Another “common sense” tip is to run during the daylight hours. Evil happens in the shadows, of course, but know that running in the daylight hours does not guarantee safety. Remember, Saturday morning's assault happened just before 11 a.m. along a public stretch of the greenway.
“I never, ever run in the dark by myself,” said Renner. “It's just so much easier to see everything.”
No, I'm not talking about a firearm, but something called “Pepper Spray – The Runner”. It comes in both blue (for men) and pink (for women) and has a strap which allows you hat allows you to carry it and be prepared to unload on an attacker.
Altevogt sells the device at Three Rivers Running Company and says it is becoming more popular and not just with women runners.
“It's pretty easy to carry and use,” said Altevogt. “It works on dogs, too.”
The product sells for around $15 and holds about 35 “bursts”. It promises to be a skin, eye and respiratory irritant.
Altevogt says she never leaves for a long run without telling someone where she is going and how long she will be gone. And in case there is a change of plans, she has her phone.
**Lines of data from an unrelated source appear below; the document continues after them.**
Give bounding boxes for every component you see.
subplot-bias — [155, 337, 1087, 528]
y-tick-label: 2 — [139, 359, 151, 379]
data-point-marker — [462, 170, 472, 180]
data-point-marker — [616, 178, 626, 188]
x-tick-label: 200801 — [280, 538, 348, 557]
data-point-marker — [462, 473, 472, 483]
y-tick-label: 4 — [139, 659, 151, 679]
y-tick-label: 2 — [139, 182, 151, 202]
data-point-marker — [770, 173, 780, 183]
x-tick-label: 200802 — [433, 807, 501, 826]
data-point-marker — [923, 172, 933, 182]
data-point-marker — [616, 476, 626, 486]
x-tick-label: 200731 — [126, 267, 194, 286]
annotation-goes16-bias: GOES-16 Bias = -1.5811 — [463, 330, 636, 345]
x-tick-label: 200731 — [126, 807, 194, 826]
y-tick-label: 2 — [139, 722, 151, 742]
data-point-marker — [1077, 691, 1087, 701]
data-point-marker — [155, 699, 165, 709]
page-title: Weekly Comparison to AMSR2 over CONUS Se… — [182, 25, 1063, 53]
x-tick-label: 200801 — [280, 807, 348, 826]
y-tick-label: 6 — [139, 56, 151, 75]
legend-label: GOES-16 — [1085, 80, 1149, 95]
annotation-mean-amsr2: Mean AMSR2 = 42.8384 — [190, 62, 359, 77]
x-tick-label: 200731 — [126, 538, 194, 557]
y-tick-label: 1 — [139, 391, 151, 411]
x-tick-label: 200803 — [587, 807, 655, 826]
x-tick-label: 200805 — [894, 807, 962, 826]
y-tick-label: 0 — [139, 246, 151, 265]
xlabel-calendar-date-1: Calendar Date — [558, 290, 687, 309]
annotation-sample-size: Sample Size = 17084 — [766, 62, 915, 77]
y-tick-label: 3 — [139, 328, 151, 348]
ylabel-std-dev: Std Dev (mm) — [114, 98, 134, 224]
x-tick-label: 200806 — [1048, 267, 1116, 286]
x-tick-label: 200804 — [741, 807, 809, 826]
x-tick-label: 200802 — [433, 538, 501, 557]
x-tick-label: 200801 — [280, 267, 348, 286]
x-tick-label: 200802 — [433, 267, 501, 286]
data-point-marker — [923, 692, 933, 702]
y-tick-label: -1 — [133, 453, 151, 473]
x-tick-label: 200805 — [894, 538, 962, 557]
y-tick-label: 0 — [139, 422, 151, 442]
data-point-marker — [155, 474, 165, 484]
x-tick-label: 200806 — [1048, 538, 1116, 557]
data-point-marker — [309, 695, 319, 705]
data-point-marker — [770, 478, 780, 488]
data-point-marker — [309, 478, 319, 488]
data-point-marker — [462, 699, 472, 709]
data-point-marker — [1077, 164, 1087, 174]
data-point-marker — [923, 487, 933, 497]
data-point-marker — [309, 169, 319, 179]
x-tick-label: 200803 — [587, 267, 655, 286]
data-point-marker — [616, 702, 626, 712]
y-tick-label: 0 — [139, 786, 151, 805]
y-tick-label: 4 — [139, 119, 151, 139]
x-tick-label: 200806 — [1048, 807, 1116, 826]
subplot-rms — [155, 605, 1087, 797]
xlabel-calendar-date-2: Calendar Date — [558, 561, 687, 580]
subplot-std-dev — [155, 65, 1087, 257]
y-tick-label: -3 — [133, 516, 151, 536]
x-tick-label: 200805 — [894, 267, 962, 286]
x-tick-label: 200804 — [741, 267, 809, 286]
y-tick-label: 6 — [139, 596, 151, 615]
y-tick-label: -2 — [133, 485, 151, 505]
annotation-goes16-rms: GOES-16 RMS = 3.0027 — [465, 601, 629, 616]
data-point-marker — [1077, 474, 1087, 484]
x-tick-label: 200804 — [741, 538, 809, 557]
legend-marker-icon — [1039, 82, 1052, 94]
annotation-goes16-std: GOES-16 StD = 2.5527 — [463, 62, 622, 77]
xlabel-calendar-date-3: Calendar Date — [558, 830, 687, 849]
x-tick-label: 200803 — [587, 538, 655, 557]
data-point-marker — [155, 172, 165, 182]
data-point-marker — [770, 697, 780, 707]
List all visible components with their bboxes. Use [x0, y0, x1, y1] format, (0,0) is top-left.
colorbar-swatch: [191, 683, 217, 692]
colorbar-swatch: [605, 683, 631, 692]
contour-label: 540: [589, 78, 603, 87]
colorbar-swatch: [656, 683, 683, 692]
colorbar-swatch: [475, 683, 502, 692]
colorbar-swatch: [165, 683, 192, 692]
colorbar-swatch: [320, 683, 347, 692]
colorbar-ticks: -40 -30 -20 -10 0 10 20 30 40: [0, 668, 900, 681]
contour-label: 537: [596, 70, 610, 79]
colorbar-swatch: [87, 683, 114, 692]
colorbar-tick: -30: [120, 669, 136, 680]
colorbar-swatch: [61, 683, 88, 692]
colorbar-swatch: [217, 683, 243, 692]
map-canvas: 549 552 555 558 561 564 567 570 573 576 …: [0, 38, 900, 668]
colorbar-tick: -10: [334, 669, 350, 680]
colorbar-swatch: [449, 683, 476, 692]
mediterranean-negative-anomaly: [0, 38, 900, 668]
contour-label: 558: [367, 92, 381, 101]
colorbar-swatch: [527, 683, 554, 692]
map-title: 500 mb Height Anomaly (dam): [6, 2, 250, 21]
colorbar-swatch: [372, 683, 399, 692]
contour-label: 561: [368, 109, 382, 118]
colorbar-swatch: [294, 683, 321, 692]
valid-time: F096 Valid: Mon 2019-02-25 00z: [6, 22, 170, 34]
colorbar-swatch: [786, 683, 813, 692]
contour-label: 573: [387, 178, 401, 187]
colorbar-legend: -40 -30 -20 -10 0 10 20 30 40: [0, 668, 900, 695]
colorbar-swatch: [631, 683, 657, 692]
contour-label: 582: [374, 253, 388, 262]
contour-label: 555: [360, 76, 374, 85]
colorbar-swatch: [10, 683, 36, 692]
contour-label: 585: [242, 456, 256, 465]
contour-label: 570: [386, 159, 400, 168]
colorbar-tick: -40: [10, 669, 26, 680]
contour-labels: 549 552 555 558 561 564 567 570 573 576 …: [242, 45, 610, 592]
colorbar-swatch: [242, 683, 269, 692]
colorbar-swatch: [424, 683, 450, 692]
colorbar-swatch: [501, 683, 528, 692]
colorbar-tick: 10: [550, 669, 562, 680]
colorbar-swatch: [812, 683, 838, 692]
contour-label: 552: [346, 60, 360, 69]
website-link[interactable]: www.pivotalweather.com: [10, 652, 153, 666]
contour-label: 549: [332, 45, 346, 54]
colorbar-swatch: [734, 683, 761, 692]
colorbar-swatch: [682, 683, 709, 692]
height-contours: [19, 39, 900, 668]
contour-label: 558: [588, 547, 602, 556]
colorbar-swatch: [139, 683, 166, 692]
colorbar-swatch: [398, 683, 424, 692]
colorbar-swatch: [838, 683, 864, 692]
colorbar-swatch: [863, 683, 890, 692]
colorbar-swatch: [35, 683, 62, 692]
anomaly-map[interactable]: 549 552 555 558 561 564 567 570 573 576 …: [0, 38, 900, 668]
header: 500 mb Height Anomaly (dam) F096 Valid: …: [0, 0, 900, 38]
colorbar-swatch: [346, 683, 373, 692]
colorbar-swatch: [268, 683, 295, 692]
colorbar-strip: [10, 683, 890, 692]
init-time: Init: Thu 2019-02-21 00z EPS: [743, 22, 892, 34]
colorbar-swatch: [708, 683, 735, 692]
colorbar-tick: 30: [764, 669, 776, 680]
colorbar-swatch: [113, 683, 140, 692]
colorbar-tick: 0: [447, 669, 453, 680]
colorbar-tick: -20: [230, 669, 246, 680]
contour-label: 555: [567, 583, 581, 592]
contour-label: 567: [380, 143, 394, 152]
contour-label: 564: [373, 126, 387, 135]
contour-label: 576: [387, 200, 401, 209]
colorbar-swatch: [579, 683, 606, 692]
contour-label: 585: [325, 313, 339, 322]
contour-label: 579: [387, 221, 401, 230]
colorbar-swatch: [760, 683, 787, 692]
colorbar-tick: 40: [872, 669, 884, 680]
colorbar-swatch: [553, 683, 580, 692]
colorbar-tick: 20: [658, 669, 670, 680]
“My phone has a GPS on it, so that helps, too,” Altevogt said. “It's just a safety measure so my family or friends know where I am.”
With the ever-increasing phone-app technology, sirens, auto-911 calls and other safety measures are becoming available. Check your phone and service provider for an update on features.
It's good to know your surroundings, but don't let others know as well. If you run the same route at the same time often enough, you become predictable.
“I try to mix things up,” said Pam Wolfe, race director of the River City Rat Race 10K. “I don't stay on the same route.”
Ok, it’s time for one of my pet peeves: portable music players with ear buds. I’ve written about them in the past, mostly to warn runners about traffic and dogs. When a runner wears ear buds, they are more easily lost in their own little world. It goes without saying that you are less aware of an attacker.
Wolfe says being aware of your surroundings helps a runner notice the little things.
“(If you are running alone) don’t go through underpasses,” Wolfe said, referring to portions of the Rivergreenway. “Take the time to go up and over the street. Run wide of areas that have a lot of bushes. Stay away from areas where it’s hard to be seen.”